Cuando nuestro Señor Jesucristo prometió: «He aquí que yo estoy con ustedes todos los días hasta el fin del mundo» (Mt 28, 20), nunca lo hizo en sentido figurado. Por supuesto, Él tenía que volver al lado del Padre para que viniera el Paráclito (Jn 16, 7), pero ideó la manera de permanecer con nosotros, y lo hizo bajo las especies de pan y vino.
Por ello, San Juan Pablo II escribió en la encíclica Ecclesia de Eucharistia:
La Iglesia ha recibido la Eucaristía de Cristo, su Señor, no solo como un don entre otros muchos, aunque sea muy valioso, sino como el don por excelencia, porque es don de sí mismo, de su persona en su santa humanidad y, además, de su obra de salvación.

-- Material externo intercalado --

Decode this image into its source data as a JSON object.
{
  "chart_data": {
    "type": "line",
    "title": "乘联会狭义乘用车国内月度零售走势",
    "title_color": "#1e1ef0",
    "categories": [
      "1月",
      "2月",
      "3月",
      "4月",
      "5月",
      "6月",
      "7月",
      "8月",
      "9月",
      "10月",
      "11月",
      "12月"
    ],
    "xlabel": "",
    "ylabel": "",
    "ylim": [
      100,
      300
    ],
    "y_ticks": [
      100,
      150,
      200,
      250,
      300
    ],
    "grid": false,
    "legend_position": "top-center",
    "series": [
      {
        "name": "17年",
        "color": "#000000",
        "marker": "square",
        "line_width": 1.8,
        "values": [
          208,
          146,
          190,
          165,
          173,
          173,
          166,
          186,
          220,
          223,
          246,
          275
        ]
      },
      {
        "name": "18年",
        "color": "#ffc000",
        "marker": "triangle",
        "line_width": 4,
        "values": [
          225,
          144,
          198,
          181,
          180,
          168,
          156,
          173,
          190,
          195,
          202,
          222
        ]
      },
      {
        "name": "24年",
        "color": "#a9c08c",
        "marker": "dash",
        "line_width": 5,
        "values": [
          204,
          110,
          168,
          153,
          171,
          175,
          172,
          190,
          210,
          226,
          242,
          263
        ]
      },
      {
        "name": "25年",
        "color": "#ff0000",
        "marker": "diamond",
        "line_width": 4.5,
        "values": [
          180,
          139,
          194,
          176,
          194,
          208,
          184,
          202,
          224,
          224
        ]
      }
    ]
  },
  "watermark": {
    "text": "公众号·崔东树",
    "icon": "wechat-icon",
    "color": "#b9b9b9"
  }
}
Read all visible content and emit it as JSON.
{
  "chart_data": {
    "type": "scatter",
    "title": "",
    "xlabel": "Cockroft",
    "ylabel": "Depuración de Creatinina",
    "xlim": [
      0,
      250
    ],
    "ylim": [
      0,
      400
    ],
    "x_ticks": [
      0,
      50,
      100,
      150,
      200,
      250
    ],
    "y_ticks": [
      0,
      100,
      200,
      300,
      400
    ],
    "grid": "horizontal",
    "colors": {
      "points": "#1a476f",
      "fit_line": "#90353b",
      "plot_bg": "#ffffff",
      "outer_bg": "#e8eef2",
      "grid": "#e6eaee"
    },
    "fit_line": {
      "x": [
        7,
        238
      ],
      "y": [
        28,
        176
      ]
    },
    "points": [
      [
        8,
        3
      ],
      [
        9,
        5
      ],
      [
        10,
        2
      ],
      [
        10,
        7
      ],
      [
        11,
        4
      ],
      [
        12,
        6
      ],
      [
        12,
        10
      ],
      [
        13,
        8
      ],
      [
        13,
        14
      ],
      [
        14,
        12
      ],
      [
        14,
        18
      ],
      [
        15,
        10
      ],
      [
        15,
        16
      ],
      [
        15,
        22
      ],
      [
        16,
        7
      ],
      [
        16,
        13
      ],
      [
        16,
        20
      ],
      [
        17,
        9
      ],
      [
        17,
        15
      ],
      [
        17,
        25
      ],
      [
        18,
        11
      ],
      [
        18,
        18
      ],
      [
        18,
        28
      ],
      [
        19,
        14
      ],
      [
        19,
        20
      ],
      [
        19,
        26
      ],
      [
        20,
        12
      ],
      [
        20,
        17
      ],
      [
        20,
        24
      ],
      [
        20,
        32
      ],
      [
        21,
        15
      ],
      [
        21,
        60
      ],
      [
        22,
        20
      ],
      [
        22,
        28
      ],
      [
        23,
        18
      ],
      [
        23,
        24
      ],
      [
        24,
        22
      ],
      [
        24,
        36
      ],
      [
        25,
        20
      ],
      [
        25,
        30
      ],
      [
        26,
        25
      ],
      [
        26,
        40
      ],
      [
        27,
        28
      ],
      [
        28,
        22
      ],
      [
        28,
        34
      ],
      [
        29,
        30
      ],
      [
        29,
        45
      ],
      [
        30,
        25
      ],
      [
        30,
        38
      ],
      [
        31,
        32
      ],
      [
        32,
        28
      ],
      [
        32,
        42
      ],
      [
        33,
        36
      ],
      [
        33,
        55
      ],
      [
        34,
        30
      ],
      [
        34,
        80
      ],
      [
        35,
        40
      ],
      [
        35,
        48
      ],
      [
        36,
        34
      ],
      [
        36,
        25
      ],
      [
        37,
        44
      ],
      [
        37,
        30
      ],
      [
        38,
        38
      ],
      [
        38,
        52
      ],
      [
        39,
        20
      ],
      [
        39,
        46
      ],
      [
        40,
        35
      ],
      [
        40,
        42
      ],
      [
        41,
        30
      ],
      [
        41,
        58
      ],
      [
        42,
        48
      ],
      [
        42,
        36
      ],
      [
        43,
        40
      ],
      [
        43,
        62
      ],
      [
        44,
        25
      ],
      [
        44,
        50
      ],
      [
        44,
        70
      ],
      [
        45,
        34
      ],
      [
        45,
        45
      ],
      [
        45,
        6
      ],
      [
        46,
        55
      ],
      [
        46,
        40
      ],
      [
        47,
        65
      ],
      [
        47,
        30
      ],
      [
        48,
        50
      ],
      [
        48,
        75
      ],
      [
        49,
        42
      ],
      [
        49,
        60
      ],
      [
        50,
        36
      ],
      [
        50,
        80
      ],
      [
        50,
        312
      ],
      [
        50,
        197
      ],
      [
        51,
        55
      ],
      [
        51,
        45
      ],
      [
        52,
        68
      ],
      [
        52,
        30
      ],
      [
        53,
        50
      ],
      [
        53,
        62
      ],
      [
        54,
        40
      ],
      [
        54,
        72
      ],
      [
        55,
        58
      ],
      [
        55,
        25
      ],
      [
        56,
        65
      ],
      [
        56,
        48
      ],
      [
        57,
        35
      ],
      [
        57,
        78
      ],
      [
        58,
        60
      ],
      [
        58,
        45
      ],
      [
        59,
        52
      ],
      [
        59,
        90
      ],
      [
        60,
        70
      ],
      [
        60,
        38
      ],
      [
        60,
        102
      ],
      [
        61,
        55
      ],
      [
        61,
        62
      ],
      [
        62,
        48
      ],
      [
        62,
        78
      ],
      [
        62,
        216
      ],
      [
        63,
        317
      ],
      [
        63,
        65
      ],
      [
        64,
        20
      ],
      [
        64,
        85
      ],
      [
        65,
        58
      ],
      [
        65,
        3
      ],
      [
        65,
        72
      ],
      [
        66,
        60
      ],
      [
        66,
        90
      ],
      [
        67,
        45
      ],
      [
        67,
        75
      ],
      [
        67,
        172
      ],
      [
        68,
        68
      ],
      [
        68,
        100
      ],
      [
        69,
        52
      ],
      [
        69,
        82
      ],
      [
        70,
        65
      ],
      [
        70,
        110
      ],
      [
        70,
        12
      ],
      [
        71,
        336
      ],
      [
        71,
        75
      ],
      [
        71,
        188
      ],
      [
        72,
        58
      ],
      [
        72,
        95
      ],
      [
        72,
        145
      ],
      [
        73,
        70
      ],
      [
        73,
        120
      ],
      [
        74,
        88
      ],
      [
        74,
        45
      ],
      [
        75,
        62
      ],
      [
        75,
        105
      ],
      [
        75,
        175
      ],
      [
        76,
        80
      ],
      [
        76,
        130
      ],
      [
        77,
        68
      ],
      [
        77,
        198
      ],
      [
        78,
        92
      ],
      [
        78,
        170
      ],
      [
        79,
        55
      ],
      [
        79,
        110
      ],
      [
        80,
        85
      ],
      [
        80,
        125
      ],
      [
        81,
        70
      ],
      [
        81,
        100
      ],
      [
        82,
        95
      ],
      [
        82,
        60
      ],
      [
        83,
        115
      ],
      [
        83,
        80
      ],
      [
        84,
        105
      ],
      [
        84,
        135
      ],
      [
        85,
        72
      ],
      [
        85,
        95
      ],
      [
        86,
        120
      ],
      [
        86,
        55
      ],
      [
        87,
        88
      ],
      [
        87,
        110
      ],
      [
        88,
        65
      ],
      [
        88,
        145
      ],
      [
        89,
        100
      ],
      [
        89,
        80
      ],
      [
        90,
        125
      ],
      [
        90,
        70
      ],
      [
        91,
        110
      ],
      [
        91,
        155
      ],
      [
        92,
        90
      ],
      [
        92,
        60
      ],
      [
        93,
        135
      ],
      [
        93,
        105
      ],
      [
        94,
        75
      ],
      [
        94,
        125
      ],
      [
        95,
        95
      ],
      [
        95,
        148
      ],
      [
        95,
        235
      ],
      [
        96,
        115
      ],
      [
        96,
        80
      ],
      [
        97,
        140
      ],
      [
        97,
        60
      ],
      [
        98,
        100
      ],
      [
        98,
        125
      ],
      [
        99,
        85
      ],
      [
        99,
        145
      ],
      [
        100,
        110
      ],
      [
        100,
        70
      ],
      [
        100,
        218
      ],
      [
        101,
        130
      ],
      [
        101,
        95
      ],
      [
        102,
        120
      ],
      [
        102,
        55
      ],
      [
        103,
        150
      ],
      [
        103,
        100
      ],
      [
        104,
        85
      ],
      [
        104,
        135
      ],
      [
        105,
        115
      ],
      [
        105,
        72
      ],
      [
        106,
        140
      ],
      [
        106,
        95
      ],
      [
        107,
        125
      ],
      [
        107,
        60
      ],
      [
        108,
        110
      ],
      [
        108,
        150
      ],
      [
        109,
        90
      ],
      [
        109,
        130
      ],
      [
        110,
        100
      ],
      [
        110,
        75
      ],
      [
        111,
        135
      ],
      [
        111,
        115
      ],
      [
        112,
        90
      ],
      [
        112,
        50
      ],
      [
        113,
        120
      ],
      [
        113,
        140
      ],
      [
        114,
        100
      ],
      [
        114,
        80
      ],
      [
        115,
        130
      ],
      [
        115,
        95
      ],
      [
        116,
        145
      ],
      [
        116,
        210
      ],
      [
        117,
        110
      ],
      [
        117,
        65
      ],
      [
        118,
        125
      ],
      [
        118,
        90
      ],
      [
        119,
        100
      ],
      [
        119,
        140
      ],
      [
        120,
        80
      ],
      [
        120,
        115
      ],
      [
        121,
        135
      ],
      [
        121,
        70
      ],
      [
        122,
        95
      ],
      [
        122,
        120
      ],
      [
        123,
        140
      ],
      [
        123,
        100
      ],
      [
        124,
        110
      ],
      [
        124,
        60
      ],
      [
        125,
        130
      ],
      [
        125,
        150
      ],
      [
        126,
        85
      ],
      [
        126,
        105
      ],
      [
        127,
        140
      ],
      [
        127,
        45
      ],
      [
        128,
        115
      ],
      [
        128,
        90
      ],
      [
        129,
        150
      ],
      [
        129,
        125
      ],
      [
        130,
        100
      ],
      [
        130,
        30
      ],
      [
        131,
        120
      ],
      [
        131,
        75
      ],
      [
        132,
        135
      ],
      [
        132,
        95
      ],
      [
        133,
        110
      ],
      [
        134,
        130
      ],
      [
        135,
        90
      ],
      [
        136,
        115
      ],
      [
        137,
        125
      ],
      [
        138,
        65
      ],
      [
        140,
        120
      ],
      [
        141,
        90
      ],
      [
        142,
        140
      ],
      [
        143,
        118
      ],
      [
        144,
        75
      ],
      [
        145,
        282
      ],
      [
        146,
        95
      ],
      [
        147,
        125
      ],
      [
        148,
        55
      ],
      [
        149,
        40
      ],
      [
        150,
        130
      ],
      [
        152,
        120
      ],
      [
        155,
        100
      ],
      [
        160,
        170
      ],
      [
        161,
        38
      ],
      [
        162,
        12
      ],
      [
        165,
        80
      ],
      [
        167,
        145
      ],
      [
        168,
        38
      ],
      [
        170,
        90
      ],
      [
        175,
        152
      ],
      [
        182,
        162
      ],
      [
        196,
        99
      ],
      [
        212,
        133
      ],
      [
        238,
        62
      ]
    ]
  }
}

Entendemos, de esta manera, que cualquier ofensa en contra de la santísima Eucaristía se convierte en un acto gravísimo, cometiendo sacrilegio y mereciendo como castigo la excomunión. El Código de Derecho Canónico lo declara así:
Can. 1382 – § 1. Quien arroja por tierra las especies consagradas, o se las lleva o las retiene con una finalidad sacrílega, incurre en excomunión latae sententiae reservada a la Sede Apostólica; el clérigo puede ser castigado además con otra pena, sin excluir la expulsión del estado clerical.
Habiendo ofendido al Señor con actos sacrílegos, es necesario desagraviarlo. Por ello, la Iglesia exige realizar actos de desagravio, que son oraciones de reparación, penitencia y perdón por las ofensas cometidas en contra de la santísima Eucaristía.
No hay manera de que, humanamente, podamos compensar a Dios por tanto que le ofendemos, pero algo podemos hacer para retribuir su inmenso amor.
Hay muchas maneras para desagraviar al Señor, como hacer procesiones, horas santas, actos penitenciales, oraciones, personales y comunitarias, frente al Santísimo y Misas, pero lo más importante será siempre demostrar nuestro amor al Señor sacramentado y mantener nuestro respeto a la Eucaristía, procurando inculcar en los demás los mismos sentimientos.
El Señor Jesús merece todo, defendámoslo sin temor.